Strikingly Unfair
Yesterday's newspapers were full of angry rhetoric about more industrial action in the New Year - before today's public sector pensions strike even got underway.
What puzzles me is why the trade unions support more favourable treatment for different groups of workers?
Now I can understand why the head teachers union would fight to retain a final salary pension scheme - because it favours people who earn a big salary in the final stages of their careers.
But the head teachers' final salary pension is being heavily subsidised - by the school cleaner, the classroom assistant and the school meals worker.
So why don't the GMB, Unison and Unite - stand up and condemn this nonsense as strikingly unfair?

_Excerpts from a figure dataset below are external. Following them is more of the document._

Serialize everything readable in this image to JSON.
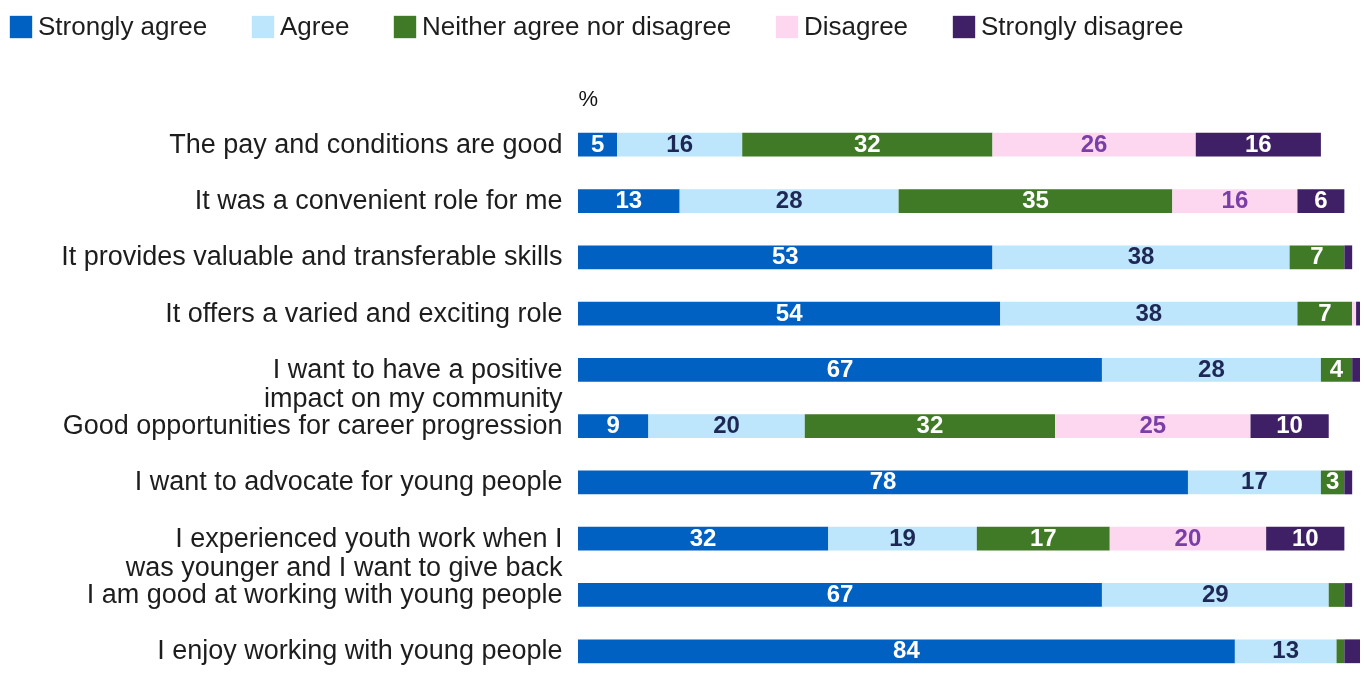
{
  "chart_data": {
    "type": "bar",
    "orientation": "horizontal",
    "stacked": true,
    "xlabel": "%",
    "xlim": [
      0,
      100
    ],
    "legend": "top",
    "grid": false,
    "categories": [
      "The pay and conditions are good",
      "It was a convenient role for me",
      "It provides valuable and transferable skills",
      "It offers a varied and exciting role",
      "I want to have a positive impact on my community",
      "Good opportunities for career progression",
      "I want to advocate for young people",
      "I experienced youth work when I was younger and I want to give back",
      "I am good at working with young people",
      "I enjoy working with young people"
    ],
    "series": [
      {
        "name": "Strongly agree",
        "color": "#0061c3",
        "values": [
          5,
          13,
          53,
          54,
          67,
          9,
          78,
          32,
          67,
          84
        ],
        "value_labels": [
          "5",
          "13",
          "53",
          "54",
          "67",
          "9",
          "78",
          "32",
          "67",
          "84"
        ]
      },
      {
        "name": "Agree",
        "color": "#bde5fb",
        "values": [
          16,
          28,
          38,
          38,
          28,
          20,
          17,
          19,
          29,
          13
        ],
        "value_labels": [
          "16",
          "28",
          "38",
          "38",
          "28",
          "20",
          "17",
          "19",
          "29",
          "13"
        ]
      },
      {
        "name": "Neither agree nor disagree",
        "color": "#417a27",
        "values": [
          32,
          35,
          7,
          7,
          4,
          32,
          3,
          17,
          2,
          1
        ],
        "value_labels": [
          "32",
          "35",
          "7",
          "7",
          "4",
          "32",
          "3",
          "17",
          null,
          null
        ]
      },
      {
        "name": "Disagree",
        "color": "#fdd7f0",
        "values": [
          26,
          16,
          0,
          0.5,
          0,
          25,
          0,
          20,
          0,
          0
        ],
        "value_labels": [
          "26",
          "16",
          null,
          null,
          null,
          "25",
          null,
          "20",
          null,
          null
        ]
      },
      {
        "name": "Strongly disagree",
        "color": "#3f2066",
        "values": [
          16,
          6,
          1,
          0.5,
          1,
          10,
          1,
          10,
          1,
          2
        ],
        "value_labels": [
          "16",
          "6",
          null,
          null,
          null,
          "10",
          null,
          "10",
          null,
          null
        ]
      }
    ]
  }
}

Because that's exactly what it is - and ironically that's what the Labour party and the trade unions say they stand for - equality and fairness at work.

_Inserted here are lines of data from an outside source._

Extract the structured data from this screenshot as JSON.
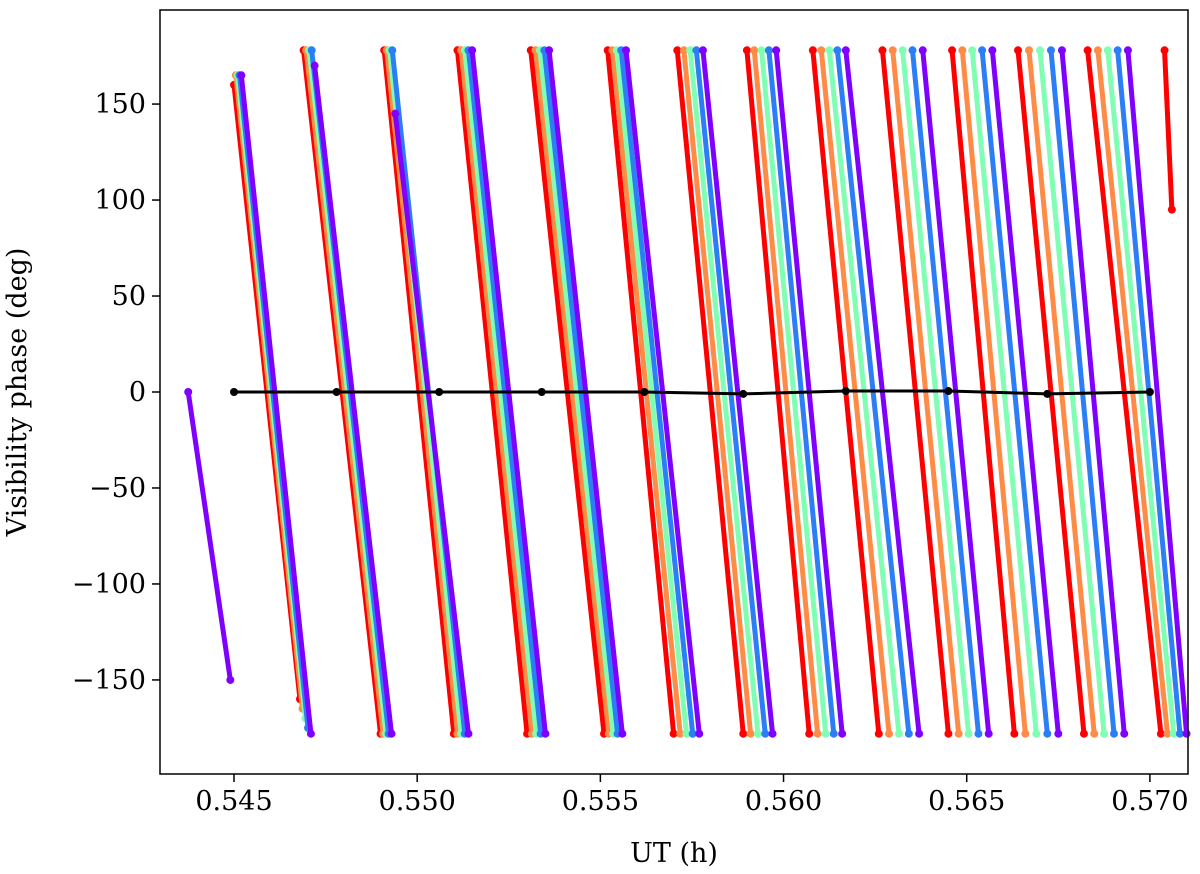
{
  "chart_data": {
    "type": "line",
    "xlabel": "UT (h)",
    "ylabel": "Visibility phase (deg)",
    "xlim": [
      0.54298,
      0.57104
    ],
    "ylim": [
      -199,
      199
    ],
    "xticks": [
      0.545,
      {
        "value": 0.55,
        "label": "0.550"
      },
      0.555,
      {
        "value": 0.56,
        "label": "0.560"
      },
      0.565,
      {
        "value": 0.57,
        "label": "0.570"
      }
    ],
    "yticks": [
      {
        "value": -150,
        "label": "−150"
      },
      {
        "value": -100,
        "label": "−100"
      },
      {
        "value": -50,
        "label": "−50"
      },
      0,
      50,
      100,
      150
    ],
    "series": [
      {
        "color": "#ff0000",
        "x": [
          0.545,
          0.5468,
          null,
          0.5469,
          0.549,
          null,
          0.5491,
          0.551,
          null,
          0.5511,
          0.553,
          null,
          0.5531,
          0.5551,
          null,
          0.5552,
          0.557,
          null,
          0.5571,
          0.5589,
          null,
          0.559,
          0.5607,
          null,
          0.5608,
          0.5626,
          null,
          0.5627,
          0.5645,
          null,
          0.5646,
          0.5663,
          null,
          0.5664,
          0.5682,
          null,
          0.5683,
          0.5703,
          null,
          0.5704,
          0.5706
        ],
        "values": [
          160,
          -160,
          null,
          178,
          -178,
          null,
          178,
          -178,
          null,
          178,
          -178,
          null,
          178,
          -178,
          null,
          178,
          -178,
          null,
          178,
          -178,
          null,
          178,
          -178,
          null,
          178,
          -178,
          null,
          178,
          -178,
          null,
          178,
          -178,
          null,
          178,
          -178,
          null,
          178,
          -178,
          null,
          178,
          95
        ]
      },
      {
        "color": "#ff8c46",
        "x": [
          0.54505,
          0.54687,
          null,
          0.54697,
          0.54907,
          null,
          0.54917,
          0.5511,
          null,
          0.5512,
          0.55313,
          null,
          0.55323,
          0.55523,
          null,
          0.55533,
          0.55718,
          null,
          0.55728,
          0.5591,
          null,
          0.5592,
          0.56093,
          null,
          0.56103,
          0.56288,
          null,
          0.56298,
          0.56478,
          null,
          0.56488,
          0.5666,
          null,
          0.5667,
          0.56848,
          null,
          0.56858,
          0.57048
        ],
        "values": [
          165,
          -165,
          null,
          178,
          -178,
          null,
          178,
          -178,
          null,
          178,
          -178,
          null,
          178,
          -178,
          null,
          178,
          -178,
          null,
          178,
          -178,
          null,
          178,
          -178,
          null,
          178,
          -178,
          null,
          178,
          -178,
          null,
          178,
          -178,
          null,
          178,
          -178,
          null,
          178,
          -178
        ]
      },
      {
        "color": "#80ffb4",
        "x": [
          0.5451,
          0.54695,
          null,
          0.54705,
          0.54915,
          null,
          0.54925,
          0.5512,
          null,
          0.5513,
          0.55325,
          null,
          0.55335,
          0.55535,
          null,
          0.55545,
          0.55735,
          null,
          0.55745,
          0.5593,
          null,
          0.5594,
          0.56115,
          null,
          0.56125,
          0.56315,
          null,
          0.56325,
          0.56505,
          null,
          0.56515,
          0.5669,
          null,
          0.567,
          0.56875,
          null,
          0.56885,
          0.57065
        ],
        "values": [
          165,
          -170,
          null,
          178,
          -178,
          null,
          178,
          -178,
          null,
          178,
          -178,
          null,
          178,
          -178,
          null,
          178,
          -178,
          null,
          178,
          -178,
          null,
          178,
          -178,
          null,
          178,
          -178,
          null,
          178,
          -178,
          null,
          178,
          -178,
          null,
          178,
          -178,
          null,
          178,
          -178
        ]
      },
      {
        "color": "#2c7ef7",
        "x": [
          0.54515,
          0.54702,
          null,
          0.54712,
          0.54922,
          null,
          0.54932,
          0.5513,
          null,
          0.5514,
          0.55337,
          null,
          0.55347,
          0.55547,
          null,
          0.55557,
          0.55752,
          null,
          0.55762,
          0.5595,
          null,
          0.5596,
          0.56137,
          null,
          0.56147,
          0.56342,
          null,
          0.56352,
          0.56532,
          null,
          0.56542,
          0.5672,
          null,
          0.5673,
          0.56902,
          null,
          0.56912,
          0.57082
        ],
        "values": [
          165,
          -175,
          null,
          178,
          -178,
          null,
          178,
          -178,
          null,
          178,
          -178,
          null,
          178,
          -178,
          null,
          178,
          -178,
          null,
          178,
          -178,
          null,
          178,
          -178,
          null,
          178,
          -178,
          null,
          178,
          -178,
          null,
          178,
          -178,
          null,
          178,
          -178,
          null,
          178,
          -178
        ]
      },
      {
        "color": "#8000ff",
        "x": [
          0.54375,
          0.5449,
          null,
          0.5452,
          0.5471,
          null,
          0.5472,
          0.5493,
          null,
          0.5494,
          0.5514,
          null,
          0.5515,
          0.5535,
          null,
          0.5536,
          0.5556,
          null,
          0.5557,
          0.5577,
          null,
          0.5578,
          0.5597,
          null,
          0.5598,
          0.5616,
          null,
          0.5617,
          0.5637,
          null,
          0.5638,
          0.5656,
          null,
          0.5657,
          0.5675,
          null,
          0.5676,
          0.5693,
          null,
          0.5694,
          0.571
        ],
        "values": [
          0,
          -150,
          null,
          165,
          -178,
          null,
          170,
          -178,
          null,
          145,
          -178,
          null,
          178,
          -178,
          null,
          178,
          -178,
          null,
          178,
          -178,
          null,
          178,
          -178,
          null,
          178,
          -178,
          null,
          178,
          -178,
          null,
          178,
          -178,
          null,
          178,
          -178,
          null,
          178,
          -178,
          null,
          178,
          -178
        ]
      },
      {
        "color": "#000000",
        "x": [
          0.545,
          0.5478,
          0.5506,
          0.5534,
          0.5562,
          0.5589,
          0.5617,
          0.5645,
          0.5672,
          0.57
        ],
        "values": [
          0,
          0,
          0,
          0,
          0,
          -1,
          0.5,
          0.5,
          -1,
          0
        ]
      }
    ]
  }
}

In which case why do they not come out and say that everyone should have the same normal retirement age - why should some groups of workers be allowed to retire before others?
I don't buy for a minute the suggestion that school teachers are somehow more 'burnt out' by 60 - than a classroom assistant or a care worker, for example.
Why should the lower paid groups - be on such inferior conditions compared to their higher paid colleagues?
To its eternal shame the Labour party is encouraging this crazy behaviour - when in truth its leaders accept the case for reform.
The bottom line is fairness at work - and if some public sector workers are more equal than others, then no matter how you cut it - that's simply not fair.